Dapagliflozin Treatment Impacts ß, but Not a, Cell Function in Normal Human Islets

Abstract

Dapagliflozin (DAPA), a selective Sodium Glucose Cotransporter-2 (SGLT2) inhibitor, is widely used for the treatment of type 2 diabetes (T2D). In T2D individuals, DAPA increases plasma glucagon, decreases insulin secretion, and improves muscle insulin sensitivity. DAPA has been reported to increase glucagon secretion in cultured normal human islets possibly because SGLT2 was more highly expressed in α cells.
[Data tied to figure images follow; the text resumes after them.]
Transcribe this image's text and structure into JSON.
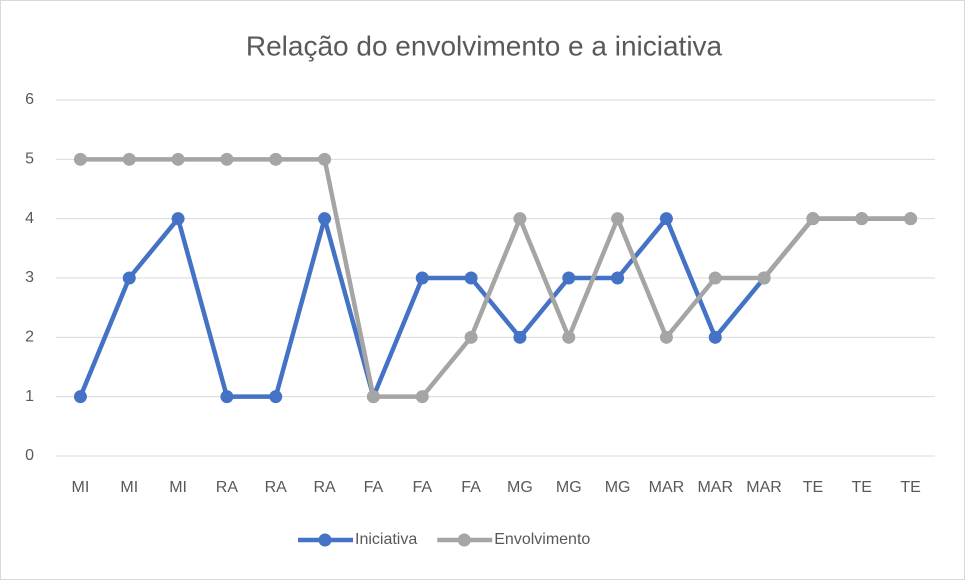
{
  "chart_data": {
    "type": "line",
    "title": "Relação do envolvimento e a iniciativa",
    "categories": [
      "MI",
      "MI",
      "MI",
      "RA",
      "RA",
      "RA",
      "FA",
      "FA",
      "FA",
      "MG",
      "MG",
      "MG",
      "MAR",
      "MAR",
      "MAR",
      "TE",
      "TE",
      "TE"
    ],
    "series": [
      {
        "name": "Iniciativa",
        "color": "#4472c4",
        "values": [
          1,
          3,
          4,
          1,
          1,
          4,
          1,
          3,
          3,
          2,
          3,
          3,
          4,
          2,
          3,
          4,
          4,
          4
        ]
      },
      {
        "name": "Envolvimento",
        "color": "#a5a5a5",
        "values": [
          5,
          5,
          5,
          5,
          5,
          5,
          1,
          1,
          2,
          4,
          2,
          4,
          2,
          3,
          3,
          4,
          4,
          4
        ]
      }
    ],
    "ylim": [
      0,
      6
    ],
    "yticks": [
      0,
      1,
      2,
      3,
      4,
      5,
      6
    ],
    "grid": true,
    "legend": "bottom"
  }
}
To investigate DAPA effect on human islets in vivo, we transplanted normal human islets (n=3 donors) into immunodeficient mice and treated them with DAPA (2mg/kg/day) or NaCl by oral gavage for 4 weeks. Basal blood glucose (NaCl vs. DAPA: 101±8 vs. 85±5 mg/dL, p=0.0858), glucagon (199.5±24.4 vs. 169.9±15.9 pg/mL, p=0.3107), and human insulin (1.15±0.17 vs. 0.99±0.14 ng/mL, p=0.4626) levels were similar in both groups. However, 15 minutes after glucose challenge, DAPA-treated mice had lower blood glucose (375±21 vs. 287±16 mg/dL, p=0.003), unchanged glucagon (86±14 vs. 75±8 pg/mL, p=0.4883), but lower human insulin levels (2.05±0.24 vs. 0.96±0.ng/mL, p<0.0001). The ratio of human insulin/blood glucose was lower in the DAPA group (0.52±0.07 vs. 0.36±0.04, p=0.0322). Ultrastructure of transplanted human islets showed that the DAPA treatment decreased the % immature granules (52±2% vs. 43±2%, p=0.0109) but increased the % empty granules (5.7±0.6% vs. 13.7±0.7%, p<0.0001) in β cells. To investigate if these changes were a consequence of improved insulin sensitivity or DAPA’s direct effect on β cells, we assessed insulin secretion by culturing human islets (n=3 donors) in 3.3 mM and 16.7 mM glucose with DAPA (0.5 μM) or NaCl for 1 hour. DAPA treatment had no effect on glucagon secretion at both glucose concentrations but reduced insulin secretion by 30% at 16.7 mM glucose (p=0.0259). By transcriptional profiling SGLT2 was expressed equally in α and β cells. These data suggest that DAPA does not directly affect glucagon secretion but has a direct impact on human β cell function. Disclosure C. Dai: None. A. Shostak: None. Y.H. Bouchi: None. N. Hart: None. G. Poffenberger: None. D.C. Saunders: None. R. Haliyur: None. D. Dean: None. R. Aramandla: None. M. Brissova: None. M. Shiota: None. D.L. Greiner: Consultant; Self; The Jackson Laboratory, Allakos, Inc. L.D. Shultz: None. R. Bottino: None. A.C. Powers: None.